Energy companies equip each employee with a desktop computer (PC or docked laptop) in their office or workstation. The Microsoft Office applications used by the company are accessed and utilized on that desktop computer or laptop. Each PC or laptop has, as part of its Windows operating system, an application called “File Explorer”. This application allows a user to create digital “folders” that can be labeled and then used to store any document created using Microsoft Office, but also any document using any other software, such as Adobe Acrobat (.pdf documents). These folders can even store photos taken with your iPhone or SmartPhone and downloaded into your PC or laptop.


Imagine a manila folder, a file, containing loose papers. In a paper folder, its documents usually are placed in some kind of order. They might even be stored under divider pages labeled with the category into which the documents underneath that divider belong: Correspondence, Lease Purchase Documents, Assignments, Lease. It works substantially the same way with computer files.


Each computer lease file folder would have sub-folders. The correspondence sub-folder could contain copies of letters, memos, and emails between owner and broker, between broker and company, between company departments and between companies, all relative to the Lease copy that this folder contains. Those files could be in Word, Outlook, or pdf format. Each lease usually will have its own digital file folder. Each sub-folder inside that main digital file folder also can have its own subfiles to further organize and group the documents within that subfile category.


Word, Excel, Powerpoint, Outlook emails, and PDF documents are the most common documents (called “files” when they are digital) stored in organized Office Explorer folders. Most companies have more than one Drive on their network, so the lease analyst might be working with digital folders in the E drive, F drive, G drive, etc. that are all mutually accessible by employees throughout the company. The C drive is found only on the PC, not in the network of drives. Anything stored on the C drive most often cannot be backed up on the network, and will be lost if the PC or laptop ever crashes, such as a burned-out hard drive. It happens more often than you think.

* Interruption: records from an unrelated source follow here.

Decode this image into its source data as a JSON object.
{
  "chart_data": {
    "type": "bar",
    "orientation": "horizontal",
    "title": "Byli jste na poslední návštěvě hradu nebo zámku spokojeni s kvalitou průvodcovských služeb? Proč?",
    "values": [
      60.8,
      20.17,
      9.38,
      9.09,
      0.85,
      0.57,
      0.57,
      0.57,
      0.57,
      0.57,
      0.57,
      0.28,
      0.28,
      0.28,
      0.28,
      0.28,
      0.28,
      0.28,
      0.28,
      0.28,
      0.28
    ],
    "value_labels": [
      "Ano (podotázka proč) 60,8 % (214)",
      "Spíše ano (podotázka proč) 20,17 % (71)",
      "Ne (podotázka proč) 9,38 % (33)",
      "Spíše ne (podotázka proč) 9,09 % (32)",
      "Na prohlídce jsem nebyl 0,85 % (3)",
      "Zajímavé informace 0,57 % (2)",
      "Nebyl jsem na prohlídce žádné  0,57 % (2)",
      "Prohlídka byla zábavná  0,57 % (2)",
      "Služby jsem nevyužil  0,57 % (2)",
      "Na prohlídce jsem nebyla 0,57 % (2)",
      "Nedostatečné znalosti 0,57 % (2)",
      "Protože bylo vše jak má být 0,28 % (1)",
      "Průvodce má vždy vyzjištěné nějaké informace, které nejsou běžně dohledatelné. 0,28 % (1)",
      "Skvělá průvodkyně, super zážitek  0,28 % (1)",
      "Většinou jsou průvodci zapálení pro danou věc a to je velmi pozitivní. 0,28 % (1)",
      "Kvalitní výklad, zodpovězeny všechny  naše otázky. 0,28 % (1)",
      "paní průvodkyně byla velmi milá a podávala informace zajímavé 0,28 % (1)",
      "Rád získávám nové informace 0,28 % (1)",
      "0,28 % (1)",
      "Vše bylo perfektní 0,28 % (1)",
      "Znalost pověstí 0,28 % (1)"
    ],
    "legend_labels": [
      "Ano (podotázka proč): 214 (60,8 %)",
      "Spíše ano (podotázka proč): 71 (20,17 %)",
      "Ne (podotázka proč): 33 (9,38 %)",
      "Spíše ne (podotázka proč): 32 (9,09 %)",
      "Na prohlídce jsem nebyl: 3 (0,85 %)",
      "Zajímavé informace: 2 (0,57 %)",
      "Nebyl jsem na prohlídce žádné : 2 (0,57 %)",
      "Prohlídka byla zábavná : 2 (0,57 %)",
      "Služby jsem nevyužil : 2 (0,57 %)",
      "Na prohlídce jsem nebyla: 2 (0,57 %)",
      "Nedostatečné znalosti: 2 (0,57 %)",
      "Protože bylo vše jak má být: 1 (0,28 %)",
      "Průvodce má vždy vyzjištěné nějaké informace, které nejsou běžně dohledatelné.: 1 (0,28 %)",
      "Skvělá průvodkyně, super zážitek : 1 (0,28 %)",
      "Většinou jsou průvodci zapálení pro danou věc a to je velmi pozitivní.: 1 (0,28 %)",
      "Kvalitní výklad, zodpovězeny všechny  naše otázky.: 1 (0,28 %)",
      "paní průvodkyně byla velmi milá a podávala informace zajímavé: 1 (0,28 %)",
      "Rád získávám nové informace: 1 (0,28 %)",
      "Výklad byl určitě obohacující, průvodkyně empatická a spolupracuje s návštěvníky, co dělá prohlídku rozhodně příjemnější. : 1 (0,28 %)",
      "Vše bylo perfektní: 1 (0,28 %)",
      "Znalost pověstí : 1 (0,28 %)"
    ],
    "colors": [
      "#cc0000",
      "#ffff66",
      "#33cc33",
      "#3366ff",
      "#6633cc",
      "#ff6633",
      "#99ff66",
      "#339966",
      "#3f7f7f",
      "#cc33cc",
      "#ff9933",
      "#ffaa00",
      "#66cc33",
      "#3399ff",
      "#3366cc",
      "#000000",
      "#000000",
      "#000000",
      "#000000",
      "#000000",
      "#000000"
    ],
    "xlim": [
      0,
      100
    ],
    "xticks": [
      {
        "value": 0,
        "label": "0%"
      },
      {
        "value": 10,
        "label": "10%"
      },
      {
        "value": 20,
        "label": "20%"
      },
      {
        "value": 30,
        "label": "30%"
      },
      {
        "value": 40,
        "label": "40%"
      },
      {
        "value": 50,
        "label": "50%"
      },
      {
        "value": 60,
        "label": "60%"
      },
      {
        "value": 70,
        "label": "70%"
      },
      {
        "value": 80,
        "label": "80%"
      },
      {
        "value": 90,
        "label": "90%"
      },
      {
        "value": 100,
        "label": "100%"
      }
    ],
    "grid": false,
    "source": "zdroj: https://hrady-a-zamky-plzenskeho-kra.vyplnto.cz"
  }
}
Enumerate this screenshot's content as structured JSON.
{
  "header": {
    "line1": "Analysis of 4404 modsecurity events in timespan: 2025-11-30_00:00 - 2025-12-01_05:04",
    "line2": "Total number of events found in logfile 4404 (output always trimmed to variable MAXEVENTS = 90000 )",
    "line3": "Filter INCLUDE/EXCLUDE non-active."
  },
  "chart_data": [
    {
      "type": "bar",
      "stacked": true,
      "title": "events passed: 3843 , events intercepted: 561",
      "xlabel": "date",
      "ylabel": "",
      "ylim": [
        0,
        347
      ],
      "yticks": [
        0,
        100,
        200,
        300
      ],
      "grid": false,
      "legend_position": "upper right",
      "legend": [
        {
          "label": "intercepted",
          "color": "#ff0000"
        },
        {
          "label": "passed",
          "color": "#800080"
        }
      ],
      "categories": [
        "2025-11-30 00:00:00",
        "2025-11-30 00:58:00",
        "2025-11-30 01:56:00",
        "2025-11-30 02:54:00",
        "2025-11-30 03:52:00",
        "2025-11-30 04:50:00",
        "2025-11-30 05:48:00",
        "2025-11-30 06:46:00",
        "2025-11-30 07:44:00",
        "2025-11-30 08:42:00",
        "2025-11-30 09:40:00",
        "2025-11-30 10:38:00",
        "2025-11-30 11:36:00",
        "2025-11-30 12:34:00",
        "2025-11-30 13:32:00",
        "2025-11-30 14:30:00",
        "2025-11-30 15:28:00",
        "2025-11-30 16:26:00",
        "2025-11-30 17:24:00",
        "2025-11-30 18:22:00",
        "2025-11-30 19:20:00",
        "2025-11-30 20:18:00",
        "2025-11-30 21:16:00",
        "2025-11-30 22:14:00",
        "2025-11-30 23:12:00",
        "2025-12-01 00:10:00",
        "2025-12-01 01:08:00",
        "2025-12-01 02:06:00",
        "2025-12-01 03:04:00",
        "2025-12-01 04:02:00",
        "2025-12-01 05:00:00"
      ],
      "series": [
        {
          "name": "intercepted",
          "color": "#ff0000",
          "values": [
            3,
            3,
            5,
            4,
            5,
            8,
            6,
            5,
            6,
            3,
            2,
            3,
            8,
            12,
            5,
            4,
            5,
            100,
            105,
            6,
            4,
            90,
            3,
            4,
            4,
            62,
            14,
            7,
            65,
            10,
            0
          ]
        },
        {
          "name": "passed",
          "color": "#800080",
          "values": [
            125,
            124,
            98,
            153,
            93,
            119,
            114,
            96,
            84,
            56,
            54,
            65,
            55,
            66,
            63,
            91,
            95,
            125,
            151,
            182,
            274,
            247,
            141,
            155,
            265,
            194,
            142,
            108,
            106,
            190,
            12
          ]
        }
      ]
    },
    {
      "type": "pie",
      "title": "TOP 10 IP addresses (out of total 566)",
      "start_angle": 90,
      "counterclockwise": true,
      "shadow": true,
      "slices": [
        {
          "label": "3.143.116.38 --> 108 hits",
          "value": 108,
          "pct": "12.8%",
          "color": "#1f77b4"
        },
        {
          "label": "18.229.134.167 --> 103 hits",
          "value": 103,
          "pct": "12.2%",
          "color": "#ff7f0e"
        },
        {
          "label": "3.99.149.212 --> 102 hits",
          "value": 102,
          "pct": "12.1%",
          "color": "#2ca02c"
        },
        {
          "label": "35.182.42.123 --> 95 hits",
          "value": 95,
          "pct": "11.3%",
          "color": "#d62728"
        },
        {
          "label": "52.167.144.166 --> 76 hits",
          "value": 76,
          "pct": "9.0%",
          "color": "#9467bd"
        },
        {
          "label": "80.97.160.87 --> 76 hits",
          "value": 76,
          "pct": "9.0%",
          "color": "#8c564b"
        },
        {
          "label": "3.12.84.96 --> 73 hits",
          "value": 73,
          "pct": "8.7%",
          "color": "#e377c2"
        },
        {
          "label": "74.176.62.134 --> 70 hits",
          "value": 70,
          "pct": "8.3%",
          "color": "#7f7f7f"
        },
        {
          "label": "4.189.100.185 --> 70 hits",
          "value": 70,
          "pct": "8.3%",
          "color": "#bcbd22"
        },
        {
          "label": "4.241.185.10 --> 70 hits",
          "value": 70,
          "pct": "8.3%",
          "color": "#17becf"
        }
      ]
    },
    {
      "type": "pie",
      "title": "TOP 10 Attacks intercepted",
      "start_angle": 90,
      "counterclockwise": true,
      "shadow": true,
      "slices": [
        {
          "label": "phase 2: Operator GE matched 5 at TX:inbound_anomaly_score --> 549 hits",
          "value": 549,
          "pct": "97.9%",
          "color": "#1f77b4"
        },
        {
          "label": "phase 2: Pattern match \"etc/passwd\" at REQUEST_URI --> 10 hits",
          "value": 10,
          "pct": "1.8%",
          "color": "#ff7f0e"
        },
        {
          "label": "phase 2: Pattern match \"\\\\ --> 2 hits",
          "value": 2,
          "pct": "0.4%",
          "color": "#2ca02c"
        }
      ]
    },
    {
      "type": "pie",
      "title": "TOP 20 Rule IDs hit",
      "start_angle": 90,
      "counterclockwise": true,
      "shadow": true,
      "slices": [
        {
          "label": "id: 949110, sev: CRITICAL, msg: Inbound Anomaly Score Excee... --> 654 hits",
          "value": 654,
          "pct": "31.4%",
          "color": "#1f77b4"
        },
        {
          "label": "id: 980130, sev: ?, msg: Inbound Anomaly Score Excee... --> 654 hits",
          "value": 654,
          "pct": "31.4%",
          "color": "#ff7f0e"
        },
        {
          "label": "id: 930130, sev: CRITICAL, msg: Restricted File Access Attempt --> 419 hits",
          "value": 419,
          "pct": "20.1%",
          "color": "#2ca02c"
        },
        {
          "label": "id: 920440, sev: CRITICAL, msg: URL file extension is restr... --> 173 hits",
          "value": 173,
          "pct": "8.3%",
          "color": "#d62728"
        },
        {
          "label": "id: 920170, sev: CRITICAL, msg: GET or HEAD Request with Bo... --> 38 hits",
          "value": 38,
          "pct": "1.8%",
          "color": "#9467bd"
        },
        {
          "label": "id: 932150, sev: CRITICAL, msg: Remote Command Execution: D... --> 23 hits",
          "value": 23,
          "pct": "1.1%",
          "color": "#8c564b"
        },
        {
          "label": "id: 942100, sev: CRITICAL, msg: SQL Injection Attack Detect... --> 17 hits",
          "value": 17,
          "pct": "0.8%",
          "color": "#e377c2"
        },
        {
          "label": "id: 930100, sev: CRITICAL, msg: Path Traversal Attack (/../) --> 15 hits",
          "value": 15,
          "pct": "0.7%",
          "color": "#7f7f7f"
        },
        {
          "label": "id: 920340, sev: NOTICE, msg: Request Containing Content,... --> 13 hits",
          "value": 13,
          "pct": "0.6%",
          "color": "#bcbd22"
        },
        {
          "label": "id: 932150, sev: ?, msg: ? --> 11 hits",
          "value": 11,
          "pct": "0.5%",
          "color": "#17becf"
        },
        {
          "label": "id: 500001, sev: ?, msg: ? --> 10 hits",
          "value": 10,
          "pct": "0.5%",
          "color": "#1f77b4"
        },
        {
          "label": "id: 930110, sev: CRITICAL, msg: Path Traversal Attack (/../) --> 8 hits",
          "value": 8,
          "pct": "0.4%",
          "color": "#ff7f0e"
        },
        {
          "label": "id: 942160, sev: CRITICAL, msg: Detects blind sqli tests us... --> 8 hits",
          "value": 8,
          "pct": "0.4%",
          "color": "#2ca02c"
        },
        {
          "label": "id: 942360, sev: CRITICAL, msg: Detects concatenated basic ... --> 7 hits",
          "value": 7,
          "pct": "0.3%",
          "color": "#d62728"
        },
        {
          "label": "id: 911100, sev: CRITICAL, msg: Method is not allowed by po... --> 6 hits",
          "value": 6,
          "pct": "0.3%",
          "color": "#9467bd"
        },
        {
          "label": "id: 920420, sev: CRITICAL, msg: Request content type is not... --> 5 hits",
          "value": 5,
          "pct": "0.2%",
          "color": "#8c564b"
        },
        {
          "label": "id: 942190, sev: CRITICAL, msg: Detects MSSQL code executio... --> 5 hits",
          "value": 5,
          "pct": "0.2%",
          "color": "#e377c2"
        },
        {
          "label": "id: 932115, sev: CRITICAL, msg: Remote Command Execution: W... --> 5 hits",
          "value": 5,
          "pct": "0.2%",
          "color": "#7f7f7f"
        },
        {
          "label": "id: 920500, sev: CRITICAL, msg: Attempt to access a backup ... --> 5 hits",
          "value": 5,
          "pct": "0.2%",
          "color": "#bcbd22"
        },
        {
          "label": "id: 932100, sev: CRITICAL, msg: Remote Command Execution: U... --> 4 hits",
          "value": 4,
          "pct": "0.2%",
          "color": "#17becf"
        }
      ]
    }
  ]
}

To get a good grounding in the copying, moving and organizing of File Explorer digital folders, take a look at how photos are stored in a PC or laptop C drive. If you have a Windows operating system, you can click on the Windows icon in the bottom left-hand corner of your screen, and a menu pops up. If you scroll up and click on the manila folder icon labeled “Windows Explorer”, a new window will open. On the left-hand side of that screen you will find the manila folder icon again, this time labeled “Libraries”. Each of the items listed beneath it is a separate folder, already created for storing the items listed. In any of these folders, you can create sub-folders to hold specific items, such as “Picnic Pictures” and “Family Thanksgiving 2018” in separate folders inside the “Pictures” folder. Pictures are usually created in .gif or .jpeg format, not .doc or .dox, or any other Microsoft Office app format.


Someone wanting to break into oil and gas lease analysis work needs only to use their PC or laptop at home to create, move and organize folders and folder contents. Any collection of .pdf documents can be organized into folders, for example. But a good, generic Lease Records Policies and Procedures manual would be quite helpful for familiarizing you with the various categories of digital files typically maintained in a lease records department.


Familiarity with the most commonly used folder names, document labels, and other vocabulary necessary to work as a lease analyst will put any job interviewee leaps and bounds ahead of another candidate who does not already have that knowledge or home experience.


The next, learned qualification listed in the Associated Resources job description, experience in an office/accounting environment, will be the subject of the next blog post in the Professional category. As their job description notes, this experience is helpful but not required. That means that the candidate with knowledge of the workflows in an oil and gas office/accounting environment, who can speak confidently of them using the correct lingo, is far more likely to get the advertised position.